# Sync Validations Excel

Synchronisation bidirectionnelle entre Excel et Fabric pour la validation des opportunités.

## Modes d'exécution

| Mode | Description | Fréquence |
|------|-------------|-----------|
| `export` | Lakehouse → Excel (MERGE: ajoute nouvelles opportunités) | Hebdomadaire |
| `import` | Excel → Lakehouse + SQL + envoi emails | Quotidien |
| `full_sync` | Export + Import | Ad hoc |

## Fichier Excel

- **Emplacement** : `/lakehouse/default/Files/weak_signals_validation.xlsx`
- **Accès users** : OneLake File Explorer ou téléchargement depuis Fabric

## 1. Configuration

In [None]:
# =============================================================================
# CONFIGURATION
# =============================================================================

# Mode d'exécution: "export", "import", "full_sync"
MODE = "full_sync"

# Semaine d'ingestion à exporter (format: "2024-W49")
# None = semaine courante automatique
INGESTION_WEEK = None

# Chemin du fichier Excel dans le Lakehouse
EXCEL_PATH = "/lakehouse/default/Files/weak_signals_validation.xlsx"

# Tables Lakehouse
TABLE_OPPORTUNITIES = "landing_feedly_opportunities"
TABLE_SALERS = "landing_salers"
TABLE_SALERS_BD = "landing_salers_bd"
TABLE_VALIDATIONS = "landing_validations"

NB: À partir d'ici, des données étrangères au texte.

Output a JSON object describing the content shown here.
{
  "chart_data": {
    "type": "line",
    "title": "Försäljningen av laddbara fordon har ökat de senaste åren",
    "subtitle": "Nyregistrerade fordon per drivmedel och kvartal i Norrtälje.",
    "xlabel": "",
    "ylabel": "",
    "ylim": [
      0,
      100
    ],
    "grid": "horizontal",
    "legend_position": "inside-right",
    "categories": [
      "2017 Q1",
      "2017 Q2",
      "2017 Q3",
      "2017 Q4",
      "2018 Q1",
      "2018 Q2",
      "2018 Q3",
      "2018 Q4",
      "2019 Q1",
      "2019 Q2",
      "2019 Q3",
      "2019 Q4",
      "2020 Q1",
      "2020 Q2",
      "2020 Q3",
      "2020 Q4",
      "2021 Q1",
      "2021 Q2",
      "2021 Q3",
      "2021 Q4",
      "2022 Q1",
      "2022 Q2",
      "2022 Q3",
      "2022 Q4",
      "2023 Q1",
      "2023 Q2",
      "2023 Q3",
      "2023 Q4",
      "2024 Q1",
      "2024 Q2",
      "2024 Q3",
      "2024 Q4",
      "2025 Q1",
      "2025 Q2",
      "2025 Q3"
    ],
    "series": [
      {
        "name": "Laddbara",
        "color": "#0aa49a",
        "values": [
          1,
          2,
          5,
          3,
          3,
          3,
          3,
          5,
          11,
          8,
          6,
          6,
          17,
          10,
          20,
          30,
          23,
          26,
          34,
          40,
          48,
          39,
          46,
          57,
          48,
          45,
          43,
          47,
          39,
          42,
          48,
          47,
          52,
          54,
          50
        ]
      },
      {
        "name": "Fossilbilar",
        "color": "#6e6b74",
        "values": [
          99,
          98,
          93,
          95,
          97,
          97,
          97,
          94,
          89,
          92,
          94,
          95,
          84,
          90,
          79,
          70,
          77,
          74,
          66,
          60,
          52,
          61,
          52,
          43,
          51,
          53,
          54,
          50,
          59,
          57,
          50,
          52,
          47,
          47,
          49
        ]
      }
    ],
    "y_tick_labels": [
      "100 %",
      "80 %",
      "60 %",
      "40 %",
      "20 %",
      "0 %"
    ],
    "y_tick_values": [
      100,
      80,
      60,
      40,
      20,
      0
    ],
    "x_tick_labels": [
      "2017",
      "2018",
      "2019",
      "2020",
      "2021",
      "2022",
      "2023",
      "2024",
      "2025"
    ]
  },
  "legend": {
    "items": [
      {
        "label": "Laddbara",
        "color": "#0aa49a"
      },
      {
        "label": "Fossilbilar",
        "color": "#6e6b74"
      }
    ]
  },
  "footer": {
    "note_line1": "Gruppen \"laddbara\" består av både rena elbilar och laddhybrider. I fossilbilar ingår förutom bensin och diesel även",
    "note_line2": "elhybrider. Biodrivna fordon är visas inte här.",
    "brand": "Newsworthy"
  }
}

# Configuration SMTP (pour les emails)
SMTP_ENABLED = True  # Mettre à False pour désactiver les emails
SMTP_HOST = "smtp.office365.com"
SMTP_PORT = 587
SMTP_USER = ""  # À remplir: votre email @l-acoustics.com
SMTP_PASSWORD = ""  # À remplir: App Password

# Calculer la semaine courante si non spécifiée
from datetime import datetime
if INGESTION_WEEK is None:
    INGESTION_WEEK = datetime.now().strftime("%Y-W%V")

print(f"Mode: {MODE}")
print(f"Semaine d'ingestion: {INGESTION_WEEK}")
print(f"Excel: {EXCEL_PATH}")
print(f"SMTP: {'Activé' if SMTP_ENABLED else 'Désactivé'}")

## 2. Imports et Setup

In [None]:
from pyspark.sql import SparkSession
from pyspark.sql.types import StructType, StructField, StringType, IntegerType, TimestampType, DoubleType
from pyspark.sql.functions import (
    col, current_timestamp, lit, trim, lower, when, coalesce
)
from delta.tables import DeltaTable
from datetime import datetime
import pandas as pd
import os

spark = SparkSession.builder.getOrCreate()
print("Spark session OK")

## 3. Schema de la table landing_validations

In [None]:
# Schema pour les validations dans le Lakehouse
schema_validations = StructType([
    # Identifiant
    StructField("opportunity_id", StringType(), False),
    
    # Semaine d'ingestion
    StructField("ingestion_week", StringType(), True),
    
    # Infos opportunité (pour contexte)
    StructField("article_title", StringType(), True),
    StructField("article_url", StringType(), True),
    StructField("venue_name", StringType(), True),
    StructField("city", StringType(), True),
    StructField("country", StringType(), True),
    StructField("vertical", StringType(), True),
    StructField("evaluation_score", IntegerType(), True),
    StructField("audit_opportunity_reason", StringType(), True),
    
    # Saler assigné
    StructField("saler_name", StringType(), True),
    StructField("saler_email", StringType(), True),
    
    # Déduplication (info contextuelle)
    StructField("is_duplicate", IntegerType(), True),  # 1=doublon, 0=unique
    StructField("is_suspected_duplicate", IntegerType(), True),  # 1=zone grise
    StructField("duplicate_score", DoubleType(), True),  # Score similarité
    
    # Validation (rempli par user)
    StructField("is_validated", IntegerType(), True),  # 1=OK, 0=KO, NULL=PENDING
    StructField("validation_comment", StringType(), True),
    StructField("validated_by", StringType(), True),
    StructField("validation_date", TimestampType(), True),
    
    # Email
    StructField("email_sent_at", TimestampType(), True),
    
    # Metadata
    StructField("created_at", TimestampType(), True),
    StructField("updated_at", TimestampType(), True),
])

print(f"Schema landing_validations: {len(schema_validations.fields)} colonnes")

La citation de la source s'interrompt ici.